Duygularımın dörtte biri
Dünyadan koptuğum, kelimelerin kifayetsiz kaldığı günlerdeyim.
Rüyada olsam... uyansam!!
Meğer varlığı canımmış. Meğer dünya onun sorularıyla, baskılarıyla, istekleriyle, güzelmiş. Meğer dünya o’ymuş..
Geç kalmış olmaktan korkuyorum. Son on yıldır korktuğum gibi. Yine...
Daha fazla sarılmalıydım.
Daha fazla öpmeliydim onu.
Daha fazla seni seviyorum demeliydim. Ve daha fazla dinlemeliydim tüm sözlerini. Canımı... Canıma can katanımı. Oturup karşılıklı sohbetler etmeliydim. Asık suratındaki asabiyet görüntüsünün, kişiliği olmadığını bilerek, mizacına kalbinin ne kadar ters düştüğünü şakalarla anlatmalıydım. Ama en çok gözlerinin taa içine bakarak gülen gözlerini daha çok güldürmeliydim. Öpmeliydim... Öpmeliydim...
“Huyları aynı ben, kopartıyor” dediğini oturup çekiştirmeliydim onunla. Hatta kızdırmalıydım sinsice... Sonra boynuna sarılıp kızgın gözlerine gülümsemeleri serpmeliydim “haklısın” diyerek, öperek...
Geç kalmış olmaktan korkuyorum.
Tüm iyi niyetlerimle: sırtımı yasladığım tek insanı, tek erkeği, bitmeyecek aşkımı, beni anlayan nadir kişiyi, kusursuzu geri istiyorum. Dualarımı yolluyorum evrene onun için.
Mutluluk kavramı anlam değiştirdi bu atmosferde. Artık acıların kıyısından geçiyor mutluluk anlayışım...

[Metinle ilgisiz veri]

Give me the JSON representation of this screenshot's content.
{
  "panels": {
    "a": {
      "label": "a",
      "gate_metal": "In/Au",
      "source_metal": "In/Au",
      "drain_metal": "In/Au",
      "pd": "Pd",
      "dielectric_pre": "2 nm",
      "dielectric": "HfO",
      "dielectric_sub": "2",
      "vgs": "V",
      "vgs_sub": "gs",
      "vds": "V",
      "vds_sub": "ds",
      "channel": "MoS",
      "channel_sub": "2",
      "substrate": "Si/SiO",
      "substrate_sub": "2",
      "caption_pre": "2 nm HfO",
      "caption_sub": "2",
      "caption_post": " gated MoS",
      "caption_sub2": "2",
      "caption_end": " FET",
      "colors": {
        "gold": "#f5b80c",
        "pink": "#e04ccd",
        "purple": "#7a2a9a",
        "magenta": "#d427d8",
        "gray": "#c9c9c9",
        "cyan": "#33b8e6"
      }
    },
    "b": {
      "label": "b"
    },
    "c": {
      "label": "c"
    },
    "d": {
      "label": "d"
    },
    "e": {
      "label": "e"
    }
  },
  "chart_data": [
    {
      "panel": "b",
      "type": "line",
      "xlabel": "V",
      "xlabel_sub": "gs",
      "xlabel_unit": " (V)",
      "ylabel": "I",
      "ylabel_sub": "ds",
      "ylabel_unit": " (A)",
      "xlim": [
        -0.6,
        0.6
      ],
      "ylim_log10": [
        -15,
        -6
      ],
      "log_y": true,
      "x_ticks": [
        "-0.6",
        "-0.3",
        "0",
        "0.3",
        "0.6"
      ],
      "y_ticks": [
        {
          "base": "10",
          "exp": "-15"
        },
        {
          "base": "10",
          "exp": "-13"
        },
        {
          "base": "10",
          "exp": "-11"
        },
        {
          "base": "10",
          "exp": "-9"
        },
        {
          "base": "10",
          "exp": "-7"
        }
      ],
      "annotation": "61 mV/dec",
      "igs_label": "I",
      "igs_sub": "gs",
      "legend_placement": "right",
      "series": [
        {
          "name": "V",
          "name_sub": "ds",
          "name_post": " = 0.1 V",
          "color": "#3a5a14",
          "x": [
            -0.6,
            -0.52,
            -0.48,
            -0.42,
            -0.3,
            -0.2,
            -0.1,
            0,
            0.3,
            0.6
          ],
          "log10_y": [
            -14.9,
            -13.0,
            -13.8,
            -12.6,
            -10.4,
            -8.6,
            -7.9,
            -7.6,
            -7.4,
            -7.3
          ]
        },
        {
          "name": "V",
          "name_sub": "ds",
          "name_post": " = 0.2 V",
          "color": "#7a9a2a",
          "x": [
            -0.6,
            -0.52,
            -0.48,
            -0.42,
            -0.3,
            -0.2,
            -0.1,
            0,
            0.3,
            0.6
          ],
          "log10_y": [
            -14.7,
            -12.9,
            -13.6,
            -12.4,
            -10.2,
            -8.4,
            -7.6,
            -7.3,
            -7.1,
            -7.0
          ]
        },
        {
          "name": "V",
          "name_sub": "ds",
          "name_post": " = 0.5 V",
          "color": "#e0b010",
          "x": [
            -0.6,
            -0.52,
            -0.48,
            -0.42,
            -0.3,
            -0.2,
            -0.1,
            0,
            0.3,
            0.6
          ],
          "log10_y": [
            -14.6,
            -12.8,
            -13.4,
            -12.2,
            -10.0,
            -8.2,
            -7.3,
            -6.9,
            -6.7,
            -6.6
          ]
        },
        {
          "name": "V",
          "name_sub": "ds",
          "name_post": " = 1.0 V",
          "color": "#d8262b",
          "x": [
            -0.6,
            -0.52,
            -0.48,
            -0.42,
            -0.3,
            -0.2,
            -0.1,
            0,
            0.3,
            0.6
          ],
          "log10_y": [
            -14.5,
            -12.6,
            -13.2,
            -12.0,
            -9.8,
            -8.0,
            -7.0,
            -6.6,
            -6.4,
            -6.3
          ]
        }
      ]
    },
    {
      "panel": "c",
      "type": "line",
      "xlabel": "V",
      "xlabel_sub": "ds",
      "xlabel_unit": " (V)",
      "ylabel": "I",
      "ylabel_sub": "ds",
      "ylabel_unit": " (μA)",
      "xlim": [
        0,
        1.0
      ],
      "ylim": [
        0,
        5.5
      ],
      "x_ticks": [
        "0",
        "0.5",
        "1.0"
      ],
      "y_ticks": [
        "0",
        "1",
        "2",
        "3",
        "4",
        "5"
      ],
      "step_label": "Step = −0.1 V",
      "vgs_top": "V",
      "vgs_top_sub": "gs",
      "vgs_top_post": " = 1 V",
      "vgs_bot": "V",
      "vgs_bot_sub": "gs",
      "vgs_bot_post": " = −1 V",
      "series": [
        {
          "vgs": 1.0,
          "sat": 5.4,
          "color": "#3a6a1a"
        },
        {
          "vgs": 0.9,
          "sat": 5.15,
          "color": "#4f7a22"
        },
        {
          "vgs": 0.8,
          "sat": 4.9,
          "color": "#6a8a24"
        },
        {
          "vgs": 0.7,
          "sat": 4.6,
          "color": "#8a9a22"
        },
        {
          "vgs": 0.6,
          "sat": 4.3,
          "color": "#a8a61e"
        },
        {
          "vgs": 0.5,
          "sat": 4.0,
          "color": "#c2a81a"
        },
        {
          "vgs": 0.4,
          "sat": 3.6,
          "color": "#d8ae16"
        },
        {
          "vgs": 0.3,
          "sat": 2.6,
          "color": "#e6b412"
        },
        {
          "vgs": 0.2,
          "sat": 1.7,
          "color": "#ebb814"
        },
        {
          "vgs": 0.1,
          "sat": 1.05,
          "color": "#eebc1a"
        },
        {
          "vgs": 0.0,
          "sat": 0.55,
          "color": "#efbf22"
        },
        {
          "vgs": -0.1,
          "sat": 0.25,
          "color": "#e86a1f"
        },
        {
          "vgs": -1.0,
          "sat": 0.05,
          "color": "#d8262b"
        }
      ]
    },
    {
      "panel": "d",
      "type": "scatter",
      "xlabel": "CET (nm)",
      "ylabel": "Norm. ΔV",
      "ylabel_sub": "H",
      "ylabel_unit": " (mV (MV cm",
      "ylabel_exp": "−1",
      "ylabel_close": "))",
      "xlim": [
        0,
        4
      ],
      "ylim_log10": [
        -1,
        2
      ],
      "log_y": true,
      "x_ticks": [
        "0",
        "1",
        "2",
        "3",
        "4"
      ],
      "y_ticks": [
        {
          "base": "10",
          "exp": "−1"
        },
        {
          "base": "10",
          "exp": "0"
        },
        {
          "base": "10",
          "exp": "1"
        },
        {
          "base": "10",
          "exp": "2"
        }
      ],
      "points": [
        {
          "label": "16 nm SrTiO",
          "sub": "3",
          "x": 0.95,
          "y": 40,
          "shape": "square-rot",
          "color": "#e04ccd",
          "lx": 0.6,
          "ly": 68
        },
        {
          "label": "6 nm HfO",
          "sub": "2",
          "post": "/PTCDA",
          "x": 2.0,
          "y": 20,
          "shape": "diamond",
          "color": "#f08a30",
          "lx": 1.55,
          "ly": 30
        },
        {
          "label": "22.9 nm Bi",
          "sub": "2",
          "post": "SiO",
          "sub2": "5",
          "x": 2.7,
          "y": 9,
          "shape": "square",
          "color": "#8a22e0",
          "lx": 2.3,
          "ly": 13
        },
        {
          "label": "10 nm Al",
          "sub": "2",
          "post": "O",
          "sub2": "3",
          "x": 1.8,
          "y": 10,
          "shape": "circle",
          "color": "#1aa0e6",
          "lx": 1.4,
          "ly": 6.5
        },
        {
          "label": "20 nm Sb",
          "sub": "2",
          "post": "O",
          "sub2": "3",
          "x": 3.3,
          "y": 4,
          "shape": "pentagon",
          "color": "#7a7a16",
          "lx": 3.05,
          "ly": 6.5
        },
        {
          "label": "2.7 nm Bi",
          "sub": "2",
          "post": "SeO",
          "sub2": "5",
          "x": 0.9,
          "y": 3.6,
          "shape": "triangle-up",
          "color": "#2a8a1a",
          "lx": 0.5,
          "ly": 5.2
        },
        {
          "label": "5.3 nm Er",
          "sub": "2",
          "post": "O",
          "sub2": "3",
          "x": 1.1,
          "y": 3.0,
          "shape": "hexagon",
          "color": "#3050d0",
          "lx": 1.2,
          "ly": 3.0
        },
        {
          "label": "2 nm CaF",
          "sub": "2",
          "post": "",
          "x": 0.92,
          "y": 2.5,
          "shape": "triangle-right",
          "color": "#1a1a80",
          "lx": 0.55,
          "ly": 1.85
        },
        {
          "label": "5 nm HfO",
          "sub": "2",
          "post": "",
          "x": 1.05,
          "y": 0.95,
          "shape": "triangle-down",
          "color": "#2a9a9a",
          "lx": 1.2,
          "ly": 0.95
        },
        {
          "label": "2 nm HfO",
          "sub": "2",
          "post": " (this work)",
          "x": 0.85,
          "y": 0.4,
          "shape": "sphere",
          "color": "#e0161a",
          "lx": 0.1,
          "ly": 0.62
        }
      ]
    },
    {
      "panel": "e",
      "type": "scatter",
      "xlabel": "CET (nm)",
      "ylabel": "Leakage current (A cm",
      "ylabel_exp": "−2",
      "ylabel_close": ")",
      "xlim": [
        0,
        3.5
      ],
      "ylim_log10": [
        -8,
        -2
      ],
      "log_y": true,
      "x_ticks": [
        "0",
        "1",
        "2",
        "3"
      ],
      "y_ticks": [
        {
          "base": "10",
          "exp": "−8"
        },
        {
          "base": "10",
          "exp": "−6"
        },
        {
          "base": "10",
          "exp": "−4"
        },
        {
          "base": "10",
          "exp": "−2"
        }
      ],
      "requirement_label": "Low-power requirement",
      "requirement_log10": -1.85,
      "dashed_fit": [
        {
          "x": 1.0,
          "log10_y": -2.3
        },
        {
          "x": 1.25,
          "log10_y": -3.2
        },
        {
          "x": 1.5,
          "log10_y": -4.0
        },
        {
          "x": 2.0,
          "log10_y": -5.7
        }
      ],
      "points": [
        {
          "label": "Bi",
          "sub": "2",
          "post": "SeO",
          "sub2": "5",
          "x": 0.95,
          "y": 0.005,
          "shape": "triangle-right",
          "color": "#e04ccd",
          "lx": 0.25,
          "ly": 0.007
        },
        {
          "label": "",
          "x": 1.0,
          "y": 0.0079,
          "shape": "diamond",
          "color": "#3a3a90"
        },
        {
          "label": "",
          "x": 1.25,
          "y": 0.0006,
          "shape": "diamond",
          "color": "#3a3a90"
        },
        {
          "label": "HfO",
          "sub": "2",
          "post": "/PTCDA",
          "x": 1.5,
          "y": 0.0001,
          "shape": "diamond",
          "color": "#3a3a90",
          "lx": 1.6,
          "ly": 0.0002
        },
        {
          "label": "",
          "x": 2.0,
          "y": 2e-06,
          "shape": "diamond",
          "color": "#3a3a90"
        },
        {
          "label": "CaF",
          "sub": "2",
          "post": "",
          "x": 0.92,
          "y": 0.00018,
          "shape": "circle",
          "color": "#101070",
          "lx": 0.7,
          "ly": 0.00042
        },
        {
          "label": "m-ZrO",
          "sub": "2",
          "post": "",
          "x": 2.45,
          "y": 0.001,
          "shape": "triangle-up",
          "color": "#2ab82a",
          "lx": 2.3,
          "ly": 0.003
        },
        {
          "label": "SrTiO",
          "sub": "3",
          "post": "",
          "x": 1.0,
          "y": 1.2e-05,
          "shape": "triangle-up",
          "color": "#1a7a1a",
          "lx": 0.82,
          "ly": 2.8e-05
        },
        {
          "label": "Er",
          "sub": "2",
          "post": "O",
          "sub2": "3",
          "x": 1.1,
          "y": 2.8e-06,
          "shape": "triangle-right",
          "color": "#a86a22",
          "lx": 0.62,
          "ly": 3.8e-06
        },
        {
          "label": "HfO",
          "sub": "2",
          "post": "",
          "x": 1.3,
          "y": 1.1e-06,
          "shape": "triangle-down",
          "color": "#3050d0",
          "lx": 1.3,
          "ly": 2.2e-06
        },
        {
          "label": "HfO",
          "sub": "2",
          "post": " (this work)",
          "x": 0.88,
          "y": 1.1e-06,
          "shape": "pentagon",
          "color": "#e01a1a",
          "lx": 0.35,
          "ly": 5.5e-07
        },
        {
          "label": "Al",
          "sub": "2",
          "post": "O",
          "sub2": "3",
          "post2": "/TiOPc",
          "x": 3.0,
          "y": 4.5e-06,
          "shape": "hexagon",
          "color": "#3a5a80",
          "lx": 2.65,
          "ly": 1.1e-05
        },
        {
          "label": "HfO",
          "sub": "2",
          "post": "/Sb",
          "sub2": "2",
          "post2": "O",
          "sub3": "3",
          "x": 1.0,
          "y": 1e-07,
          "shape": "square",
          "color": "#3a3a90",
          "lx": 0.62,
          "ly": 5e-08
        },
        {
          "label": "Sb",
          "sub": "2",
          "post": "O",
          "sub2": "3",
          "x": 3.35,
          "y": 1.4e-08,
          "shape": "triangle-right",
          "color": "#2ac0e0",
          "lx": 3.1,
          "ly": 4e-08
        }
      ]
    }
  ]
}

“Bu günkü gibi bir gün olur” dediğin günü erteleyelim... Uzaklaşsın... Lütfen biraz daha diren, lütfen.
Zaman bir bakışla, ruha dokunan bir lafla durabilir. Buna kabilim. Ama zaman, boş bir bakışla ve yıllarca tanıdığın bildiğin bir insanın “kimsin” demesiyle biter mi? Biter! Bitiyor. Canım acıyarak bitiyor!
Bütün enerjimi sana yolluyorum, bütün yaşama isteğim senin olsun Babam...
Biraz daha diren seninle yaşayacaklarım bitmedi henüz.
Sana bu hastane sandalyesinde yazdıklarımı gülerek okumak ümidiyle yaşıyorum.